Friday, October 5, 2007

Channeling this nervous energy into something productive

Okay, so the highlight of my week was a comment I received - actually the highlight of my life right behind Al Fleischman's raving reviews about my writing. Regardless it started me thinking last night after listening in on a conversation - Dave Oram was explaining his lifestyle and maturation in the process of his art to the point where he does what he does because that's who he is - not about pandering to a niche for commercial success. Leaha and I started talking on the walk home from the gallery show (which you should all check out by the way), about how I just need to start writing. Writing - and not just blogging, seriously who really reads all this anyways? So not that it's a giant step up, and some would argue that's it's even less respectable than blogging these days, but the PEAK has a comments section on the back, why don't I start with a piece for that. The topic? Eric Volz.
I sat in front of my laptop yesterday for over an hour - frustrated, I knew what I wanted to say - that this is all crazy, why don't you care, why doesn't any of us care about anything for that matter? SFU claims to be a radical campus, and yet we are lame, apathetic and commerically motivated to the same degree as the rest of the population. SPIRG, Womyn's Center and Out on Campus maybe the only footholds left, and you know they're more or less ignored by the student population. So what I started with is a failure because I couldn't find a way to articulate myself out of my anger and feeling of helplessness, came to me on the bus today made me wonder why I didn't bring my laptop with me to work like I had planned - I would have stopped, sat down at the nearest dry spot and typed - it all came to me in a flood of clarity - that is now slowly coming back into focus with the help of my americano misto.
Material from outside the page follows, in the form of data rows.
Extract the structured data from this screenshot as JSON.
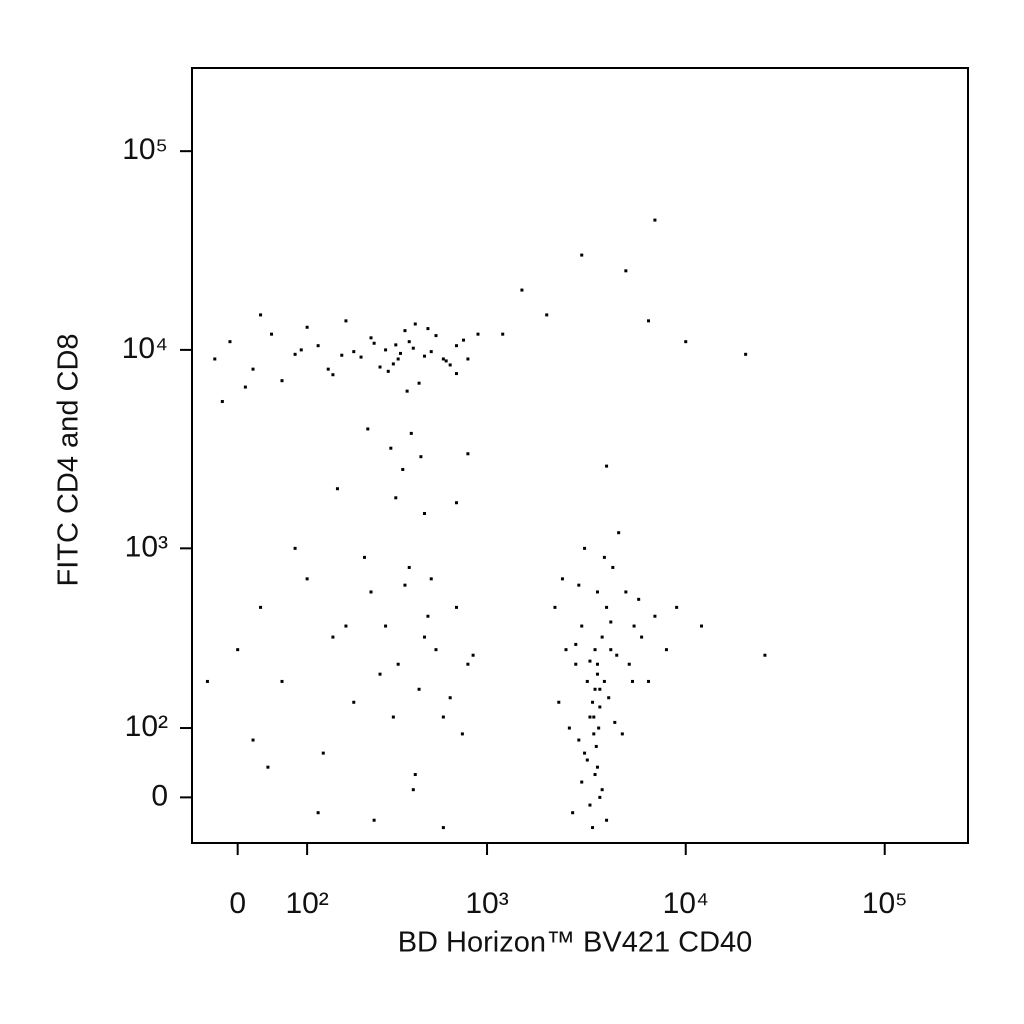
{
  "chart_data": {
    "type": "scatter",
    "x_label": "BD Horizon™ BV421 CD40",
    "y_label": "FITC CD4 and CD8",
    "xscale": "biexponential",
    "yscale": "biexponential",
    "xlim": [
      -62,
      262144
    ],
    "ylim": [
      -62,
      262144
    ],
    "xticks": [
      0,
      {
        "value": 100,
        "label": "10²"
      },
      {
        "value": 1000,
        "label": "10³"
      },
      {
        "value": 10000,
        "label": "10⁴"
      },
      {
        "value": 100000,
        "label": "10⁵"
      }
    ],
    "yticks": [
      0,
      {
        "value": 100,
        "label": "10²"
      },
      {
        "value": 1000,
        "label": "10³"
      },
      {
        "value": 10000,
        "label": "10⁴"
      },
      {
        "value": 100000,
        "label": "10⁵"
      }
    ],
    "color": "#000000",
    "x": [
      -30,
      -10,
      20,
      45,
      80,
      120,
      150,
      200,
      250,
      300,
      330,
      350,
      380,
      420,
      480,
      550,
      620,
      700,
      800,
      900,
      10,
      60,
      100,
      140,
      180,
      220,
      260,
      310,
      360,
      400,
      450,
      500,
      600,
      700,
      -20,
      30,
      90,
      170,
      280,
      340,
      390,
      430,
      520,
      650,
      760,
      240,
      320,
      370,
      410,
      460,
      2500,
      2800,
      3000,
      3200,
      3400,
      3500,
      3600,
      3800,
      4000,
      4200,
      4500,
      5000,
      5500,
      6000,
      7000,
      8000,
      2600,
      2900,
      3100,
      3300,
      3450,
      3550,
      3700,
      3900,
      4100,
      4400,
      4800,
      5200,
      6500,
      2200,
      3000,
      3300,
      3500,
      3600,
      3700,
      3800,
      4000,
      3400,
      3200,
      2700,
      2400,
      2900,
      3600,
      4300,
      5800,
      9000,
      12000,
      3500,
      3600,
      3700,
      3100,
      3900,
      4600,
      2300,
      5400,
      3450,
      3650,
      3300,
      2800,
      4200,
      0,
      30,
      60,
      100,
      150,
      200,
      250,
      300,
      350,
      400,
      450,
      500,
      550,
      600,
      700,
      800,
      20,
      80,
      130,
      180,
      230,
      280,
      330,
      380,
      430,
      480,
      520,
      650,
      750,
      850,
      -40,
      40,
      120,
      260,
      420,
      600,
      160,
      340,
      480,
      700,
      1500,
      2000,
      3000,
      5000,
      7000,
      10000,
      20000,
      25000,
      6500,
      1200,
      800,
      4000
    ],
    "values": [
      9000,
      11000,
      8000,
      12000,
      9500,
      10500,
      7500,
      9800,
      11500,
      10000,
      8500,
      9000,
      12500,
      10200,
      9300,
      11800,
      8800,
      10500,
      9000,
      12000,
      6500,
      7000,
      13000,
      8000,
      14000,
      9200,
      10800,
      7800,
      9600,
      11000,
      6800,
      12800,
      9000,
      7600,
      5500,
      15000,
      10000,
      9400,
      8200,
      10600,
      6200,
      13500,
      9800,
      8400,
      11200,
      4000,
      3200,
      2500,
      3800,
      2900,
      300,
      250,
      400,
      200,
      150,
      180,
      220,
      350,
      500,
      300,
      280,
      600,
      400,
      350,
      450,
      300,
      100,
      80,
      60,
      120,
      90,
      70,
      140,
      200,
      160,
      110,
      90,
      250,
      200,
      500,
      20,
      -10,
      30,
      40,
      0,
      10,
      -30,
      -40,
      50,
      -20,
      700,
      650,
      600,
      800,
      550,
      500,
      400,
      300,
      250,
      180,
      1000,
      900,
      1200,
      150,
      200,
      120,
      100,
      260,
      320,
      420,
      300,
      500,
      200,
      700,
      350,
      150,
      600,
      400,
      250,
      800,
      180,
      450,
      300,
      120,
      500,
      250,
      80,
      1000,
      60,
      400,
      900,
      220,
      120,
      650,
      30,
      350,
      700,
      160,
      90,
      280,
      200,
      40,
      -20,
      -30,
      10,
      -40,
      2000,
      1800,
      1500,
      1700,
      20000,
      15000,
      30000,
      25000,
      45000,
      11000,
      9500,
      280,
      14000,
      12000,
      3000,
      2600
    ]
  }
}
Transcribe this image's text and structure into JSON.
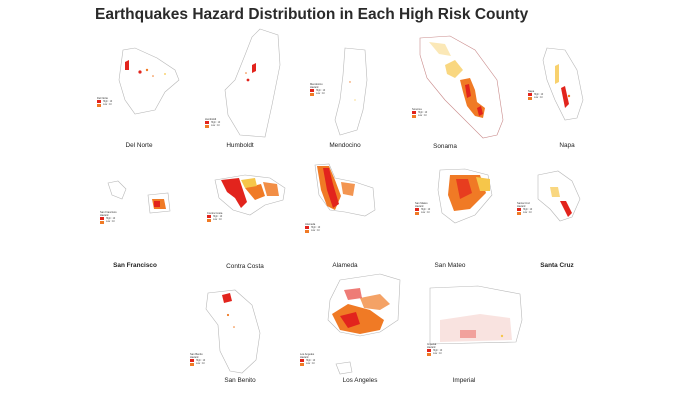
{
  "title": "Earthquakes Hazard Distribution in Each High Risk County",
  "colors": {
    "high": "#e2241d",
    "mid": "#f07a25",
    "low": "#f6c64a",
    "outline": "#b8b8b8"
  },
  "counties": [
    {
      "id": "del-norte",
      "name": "Del Norte",
      "legend": {
        "title": "Del Norte",
        "sub": "",
        "high": "High : 10",
        "low": "Low : 10"
      }
    },
    {
      "id": "humboldt",
      "name": "Humboldt",
      "legend": {
        "title": "Humboldt",
        "sub": "",
        "high": "High : 10",
        "low": "Low : 10"
      }
    },
    {
      "id": "mendocino",
      "name": "Mendocino",
      "legend": {
        "title": "Mendocino",
        "sub": "Hazard",
        "high": "High : 10",
        "low": "Low : 10"
      }
    },
    {
      "id": "sonama",
      "name": "Sonama",
      "legend": {
        "title": "Sonoma",
        "sub": "",
        "high": "High : 10",
        "low": "Low : 10"
      }
    },
    {
      "id": "napa",
      "name": "Napa",
      "legend": {
        "title": "Napa",
        "sub": "",
        "high": "High : 10",
        "low": "Low : 10"
      }
    },
    {
      "id": "san-francisco",
      "name": "San Francisco",
      "bold": true,
      "legend": {
        "title": "San Francisco",
        "sub": "Hazard",
        "high": "High : 10",
        "low": "Low : 10"
      }
    },
    {
      "id": "contra-costa",
      "name": "Contra Costa",
      "legend": {
        "title": "Contra Costa",
        "sub": "",
        "high": "High : 10",
        "low": "Low : 10"
      }
    },
    {
      "id": "alameda",
      "name": "Alameda",
      "legend": {
        "title": "Alameda",
        "sub": "",
        "high": "High : 10",
        "low": "Low : 10"
      }
    },
    {
      "id": "san-mateo",
      "name": "San Mateo",
      "legend": {
        "title": "San Mateo",
        "sub": "Hazard",
        "high": "High : 10",
        "low": "Low : 10"
      }
    },
    {
      "id": "santa-cruz",
      "name": "Santa Cruz",
      "bold": true,
      "legend": {
        "title": "Santa Cruz",
        "sub": "Hazard",
        "high": "High : 10",
        "low": "Low : 10"
      }
    },
    {
      "id": "san-benito",
      "name": "San Benito",
      "legend": {
        "title": "San Benito",
        "sub": "Hazard",
        "high": "High : 10",
        "low": "Low : 10"
      }
    },
    {
      "id": "los-angeles",
      "name": "Los Angeles",
      "legend": {
        "title": "Los Angeles",
        "sub": "Hazard",
        "high": "High : 10",
        "low": "Low : 10"
      }
    },
    {
      "id": "imperial",
      "name": "Imperial",
      "legend": {
        "title": "Imperial",
        "sub": "Hazard",
        "high": "High : 10",
        "low": "Low : 10"
      }
    }
  ]
}
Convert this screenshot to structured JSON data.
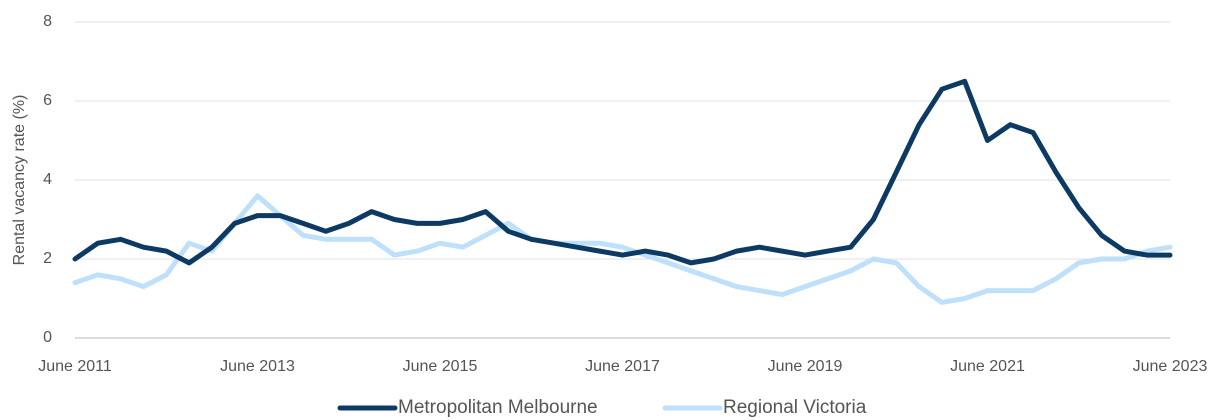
{
  "chart_data": {
    "type": "line",
    "ylabel": "Rental vacancy rate (%)",
    "categories": [
      "June 2011",
      null,
      null,
      null,
      null,
      null,
      null,
      null,
      "June 2013",
      null,
      null,
      null,
      null,
      null,
      null,
      null,
      "June 2015",
      null,
      null,
      null,
      null,
      null,
      null,
      null,
      "June 2017",
      null,
      null,
      null,
      null,
      null,
      null,
      null,
      "June 2019",
      null,
      null,
      null,
      null,
      null,
      null,
      null,
      "June 2021",
      null,
      null,
      null,
      null,
      null,
      null,
      null,
      "June 2023"
    ],
    "series": [
      {
        "name": "Metropolitan Melbourne",
        "color": "#0d3a63",
        "values": [
          2.0,
          2.4,
          2.5,
          2.3,
          2.2,
          1.9,
          2.3,
          2.9,
          3.1,
          3.1,
          2.9,
          2.7,
          2.9,
          3.2,
          3.0,
          2.9,
          2.9,
          3.0,
          3.2,
          2.7,
          2.5,
          2.4,
          2.3,
          2.2,
          2.1,
          2.2,
          2.1,
          1.9,
          2.0,
          2.2,
          2.3,
          2.2,
          2.1,
          2.2,
          2.3,
          3.0,
          4.2,
          5.4,
          6.3,
          6.5,
          5.0,
          5.4,
          5.2,
          4.2,
          3.3,
          2.6,
          2.2,
          2.1,
          2.1
        ]
      },
      {
        "name": "Regional Victoria",
        "color": "#bfe0fa",
        "values": [
          1.4,
          1.6,
          1.5,
          1.3,
          1.6,
          2.4,
          2.2,
          2.9,
          3.6,
          3.1,
          2.6,
          2.5,
          2.5,
          2.5,
          2.1,
          2.2,
          2.4,
          2.3,
          2.6,
          2.9,
          2.5,
          2.4,
          2.4,
          2.4,
          2.3,
          2.1,
          1.9,
          1.7,
          1.5,
          1.3,
          1.2,
          1.1,
          1.3,
          1.5,
          1.7,
          2.0,
          1.9,
          1.3,
          0.9,
          1.0,
          1.2,
          1.2,
          1.2,
          1.5,
          1.9,
          2.0,
          2.0,
          2.2,
          2.3
        ]
      }
    ],
    "ylim": [
      0,
      8
    ],
    "yticks": [
      0,
      2,
      4,
      6,
      8
    ],
    "grid": true,
    "legend": "bottom"
  }
}
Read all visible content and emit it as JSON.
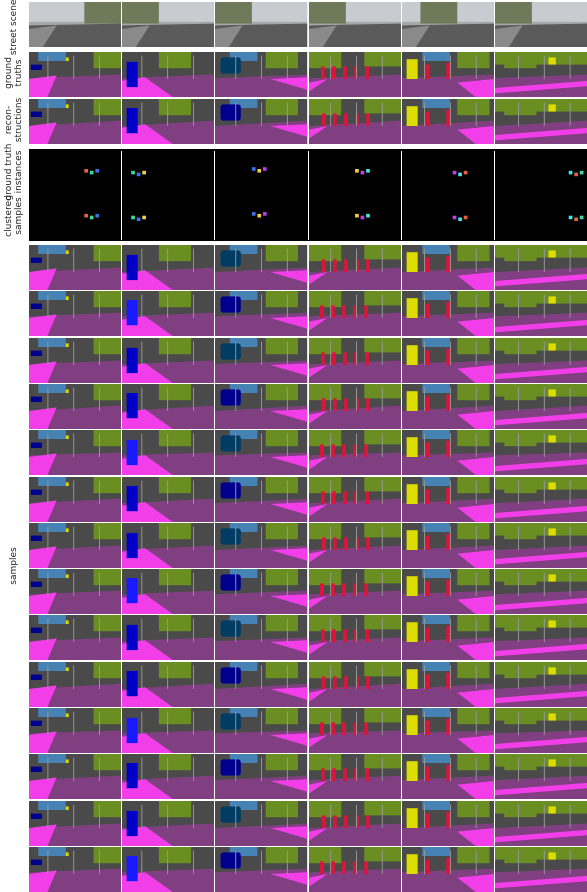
{
  "labels": {
    "street_scenes": "street scenes",
    "ground_truths": "ground\ntruths",
    "reconstructions": "recon-\nstructions",
    "ground_truth_instances": "ground truth\ninstances",
    "clustered_samples": "clustered\nsamples",
    "samples": "samples"
  },
  "colors": {
    "road": "#7f3f80",
    "sidewalk": "#f23ee8",
    "building": "#4a4a4a",
    "vegetation": "#6b8e23",
    "sky": "#4682b4",
    "car": "#00008e",
    "person": "#dc143c",
    "sign": "#dcdc00",
    "bus": "#003c64",
    "photo_dark": "#5a5a5a",
    "photo_light": "#a8a8a8"
  },
  "columns": 6,
  "sample_rows": 14
}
Eric Volz is a political scapegoat for the globalization movement. In that with his work he was seeking to work against globalization - a nasty beast to try to stop - as seen with WTO situations etc. This thought started when talking to Leaha this morning about finding a way to make the situation, the reality of the situation, applicable to our peers. Globalization is in many ways a glitzy form of imperialism - instead of raping and pillaging the people and resources - we merge and invest and then destroy in the name of productivity and in supposedly the best interest of the local population. For our peers, have you ever considered what was destroyed in the name of your $1000 all inclusive booze fest in Mexico or ones of the Caribbean islands? The government and officials aren't concerned as they see dollar signs - and the same is happening as we move further into Central America. American imperialism, cloaked in the glories of globalization versus those who seek the sustainable, socio-economically beneficial tourism. No gawk and awe, or little children pushing goods on the beaches - but tourism that defends the land and builds the economy and social development via education and empowerment of the native populations. Resorts that use local resources, grey water, solar power, teach conservation and built over canopies of sensitive eco-systems, meanwhile providing local jobs, preserving the fragile environment and allowing the native population to retain their identities apart from Las Vegas style zoo that's proliferated along the Caribbean coast line.

So where do our peers come in? They want cheap holidays - and ethical coffee, clothes and produce - hypocritical - yes, more to the point, the latter aren't truly important, more a status symbol, like the wrist bands, or Gap RED jeans. Both issues need to be addressed for what they really are - if you truly care that your bean are shade-grown, organic, fair-traded, then why not your vacation - in the you spend the same amount in the end - 3.00 x 5 x 52 weeks - roughly 780 dollars for just a regular latte.
I'm going to do some more research of course - check out the numbers involved and read up on my Arundhati - see if I can fish out a good quote or two on her opinion of globalization and public apathy.